Per tre anni l’Unione Europea si è svenata per
salvare le banche tedesche, ma nessuna autorità monetaria italiana si è permesso
di denunciarlo in pubblico - nonché di ostacolare il salvataggio (ma questo è
un altro discorso, bisogna tornarci su). L’effetto annuncio
è sempre stato particolarmente incisivo in materia monetaria e finanziaria.

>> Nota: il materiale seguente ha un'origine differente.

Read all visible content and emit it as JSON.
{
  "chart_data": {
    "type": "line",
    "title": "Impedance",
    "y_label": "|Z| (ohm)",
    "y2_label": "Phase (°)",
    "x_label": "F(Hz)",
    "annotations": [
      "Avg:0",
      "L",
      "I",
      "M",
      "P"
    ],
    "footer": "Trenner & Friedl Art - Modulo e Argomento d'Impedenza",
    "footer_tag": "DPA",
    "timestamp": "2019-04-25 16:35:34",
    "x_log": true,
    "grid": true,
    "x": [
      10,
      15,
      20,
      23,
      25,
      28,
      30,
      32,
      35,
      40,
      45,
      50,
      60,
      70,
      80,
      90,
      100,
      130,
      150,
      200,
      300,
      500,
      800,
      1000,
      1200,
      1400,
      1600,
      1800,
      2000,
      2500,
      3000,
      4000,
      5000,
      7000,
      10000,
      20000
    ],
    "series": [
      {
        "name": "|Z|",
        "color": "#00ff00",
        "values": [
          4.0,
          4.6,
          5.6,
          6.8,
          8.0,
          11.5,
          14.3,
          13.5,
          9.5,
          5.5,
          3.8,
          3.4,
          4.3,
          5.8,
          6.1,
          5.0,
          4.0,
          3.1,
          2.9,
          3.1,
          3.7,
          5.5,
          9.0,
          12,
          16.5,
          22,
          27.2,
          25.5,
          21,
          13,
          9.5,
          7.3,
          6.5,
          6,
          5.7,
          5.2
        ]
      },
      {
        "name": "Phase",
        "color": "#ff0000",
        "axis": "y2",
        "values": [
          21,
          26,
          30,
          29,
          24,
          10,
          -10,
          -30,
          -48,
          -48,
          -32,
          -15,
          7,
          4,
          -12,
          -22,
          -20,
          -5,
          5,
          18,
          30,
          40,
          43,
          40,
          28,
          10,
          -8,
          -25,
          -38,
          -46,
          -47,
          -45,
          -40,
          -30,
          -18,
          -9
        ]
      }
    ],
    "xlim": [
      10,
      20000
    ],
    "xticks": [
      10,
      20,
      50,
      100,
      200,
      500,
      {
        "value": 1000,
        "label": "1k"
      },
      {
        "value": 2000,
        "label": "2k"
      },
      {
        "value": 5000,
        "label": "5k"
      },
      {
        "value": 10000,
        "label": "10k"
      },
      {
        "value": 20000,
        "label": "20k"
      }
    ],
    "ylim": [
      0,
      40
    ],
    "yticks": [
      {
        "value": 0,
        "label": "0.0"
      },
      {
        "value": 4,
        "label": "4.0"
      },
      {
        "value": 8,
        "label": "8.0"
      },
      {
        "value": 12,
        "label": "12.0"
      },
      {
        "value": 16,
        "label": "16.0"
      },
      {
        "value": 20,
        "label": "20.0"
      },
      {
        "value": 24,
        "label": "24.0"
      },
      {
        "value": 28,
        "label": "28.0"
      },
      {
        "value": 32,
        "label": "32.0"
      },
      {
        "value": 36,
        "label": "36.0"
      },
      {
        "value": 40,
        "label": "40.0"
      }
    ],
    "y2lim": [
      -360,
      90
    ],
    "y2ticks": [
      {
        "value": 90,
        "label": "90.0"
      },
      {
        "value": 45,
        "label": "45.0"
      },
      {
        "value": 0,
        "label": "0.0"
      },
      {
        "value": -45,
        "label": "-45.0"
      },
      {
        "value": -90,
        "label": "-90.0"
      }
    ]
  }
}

L’opinione italiana bizzarramente lo trascura, mentre è usato con virulenza, e
anche con violenza, a Berlino. Soprattutto contro l’Italia.
In
materia di moneta la discrezione è sempre stata d’obbligo, e più tra i diretti
responsabili, i vertici delle banche centrali e i ministri del Tesoro e delle
Finanze. Ogni loro dichiarazione influenza i mercati. La regola è nota a tutti,
e tutti si comportano di conseguenza: se un ministro del Tesoro o un presidente
di banca centrale dice che qualcosa non va, non si sta a discutere, si agisce
di conseguenza. Tanto più con questa Bundesbank, il cui presidente Weidmann è
solo un impiegato di Angela Merkel, uno della sua segreteria che aveva un
diploma in Economia, nemmeno la laurea.
Da
quattro anni ormai (il libro “Gentile Germania” documenta la prassi a cadenza
alternata quindicinale), Weidmann e Schaǔble, il ministro delle Finanze,
trovano sempre un motivo per allarmare i mercati sull’Italia. Il lavoro è poco
flessibile. C’è troppa disoccupazione. C’è troppa
evasione. Il debito cresce. La produttività ristagna. I beni pubblici non si
vendono. Le riforme non decollano. Dove non il fatto in sé conta: nessuno va a
vedere la flessibilità e le “riforme”. Ma conta l’autorevolezza della critica.